We asked York, Penn.-based family physician Wanda Filer MD, and Deborah Altschuler of the National Pediculosis Association, a nonprofit that seeks to educate people about head lice, for advice on what to do when a child has lice.

  1. Assess the Situation
    Lice are icky, but they aren't going to spread malaria. "It doesn't mean you are dirty or have done anything wrong," says Filer. "It is just part of having kids." If a child in your son's class has lice, make sure you talk about not sharing hats, coats, scarves or brushes. Limited exposure helps prevents the spread of lice. If your child has long hair, put it in a ponytail.

  2. Check and Check Again
    "Regular screening is critical," says Altschuler. It's a good idea to check every family member's hair every few days year round. Use a lice comb as a screening tool, she says, and don't make a big deal out of it. Inspect your child's head carefully, paying special attention to the root areas. Look for tiny white eggs, as lice move so quickly you're unlikely to see the live bugs.

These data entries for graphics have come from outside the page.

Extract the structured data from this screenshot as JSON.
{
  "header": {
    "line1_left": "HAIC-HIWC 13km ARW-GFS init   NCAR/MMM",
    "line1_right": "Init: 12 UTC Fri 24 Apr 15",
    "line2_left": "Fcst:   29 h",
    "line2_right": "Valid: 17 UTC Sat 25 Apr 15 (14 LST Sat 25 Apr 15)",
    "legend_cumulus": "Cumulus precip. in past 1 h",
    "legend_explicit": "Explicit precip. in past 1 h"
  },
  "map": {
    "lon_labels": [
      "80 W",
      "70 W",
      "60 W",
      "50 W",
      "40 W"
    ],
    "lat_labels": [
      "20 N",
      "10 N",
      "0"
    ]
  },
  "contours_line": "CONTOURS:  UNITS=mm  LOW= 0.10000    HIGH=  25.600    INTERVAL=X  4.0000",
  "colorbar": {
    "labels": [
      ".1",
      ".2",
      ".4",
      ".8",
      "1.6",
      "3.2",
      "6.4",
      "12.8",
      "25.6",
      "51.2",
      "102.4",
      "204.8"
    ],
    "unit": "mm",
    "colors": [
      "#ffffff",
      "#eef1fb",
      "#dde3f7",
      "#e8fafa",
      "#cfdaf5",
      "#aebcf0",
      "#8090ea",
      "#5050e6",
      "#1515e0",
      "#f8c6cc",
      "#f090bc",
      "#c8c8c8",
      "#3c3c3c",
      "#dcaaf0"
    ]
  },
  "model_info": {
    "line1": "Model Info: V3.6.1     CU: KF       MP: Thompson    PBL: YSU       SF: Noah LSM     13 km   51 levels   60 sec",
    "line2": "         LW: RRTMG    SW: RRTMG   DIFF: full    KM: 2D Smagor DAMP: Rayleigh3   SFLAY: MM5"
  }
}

    If you see a speck of something in the hair, but you're not sure if it's lice, try to pick it off the hair shaft. Lice won't just come off easily, so if you can brush it or blow it off the hair shaft, it is likely not lice (it could be dandruff).

  3. Stay Calm
    Kids worry about lice, too, so try to stay calm. Tell them it's something you'll have to take care of. And while it might take some time to get rid of, it isn't their fault and it isn't because they're dirty in any way. Let them know you're going to find the best way to treat it.

  4. Treat it
    You can either treat lice with chemicals or with a natural method, but the only way to really get everything is to comb it all out, says Altschuler. Chemicals kits often contain pesticides like permethrin, and you should use it once to kill the live bugs, says Filer. Then comb with a lice comb twice a day for several weeks to remove the nits and any dead bugs.

    Other methods include Ulesfia, a benzyl alcohol gel that suffocates head lice. Becker's family found success with letting olive oil sit on the hair for hours, but many experts think it's the repeated combing that really gets rid of the lice. The olive oil just makes the combing process easier.

    And look at your child's scalp, says Filer. If it's irritated from scratching, ask your doctor about an allergy medication to make them more comfortable.

  5. Comb, Comb, Comb
    No matter what treatment method you use, combing is crucial to removing everything. Special combs that have closely-spaced tines, like the LiceMeister comb from the National Pediculosis Association, allow you to get all the nits and eggs. This process can be time-consuming, so there are even professional lice removers you can hire to handle this task for you -- ask the school nurse for recommendations.

  6. Clean Up
    Contrary to popular belief, you don't have to fumigate your house to get rid of lice. Lice don't jump around, so you just need to wash bedding, clothes and stuffed animals that stay on the bed in hot water and a hot dryer. Thoroughly vacuum the couch and rugs, but don't wear yourself out.

  7. Prevent it in the Future
    Everyone in the house should have their own brush and own hats. This can prevent a lot of potential problems in the future. Be cautious -- avoid trying on hats in a costume area at the kids' museum and do proactive checks.

Julia Quinn-Szcesuil is an award-winning freelance writer and a mom to two girls. She lives in Massachusetts and has written for local and national publications.

* This article is for general informational purposes only. It is not intended nor implied to be providing medical advice and is not a substitute for such advice. The reader should always consult a health care provider concerning any medical condition or treatment plan.? Neither Care.com nor the author assumes any responsibility or liability with respect to use of any information contained herein.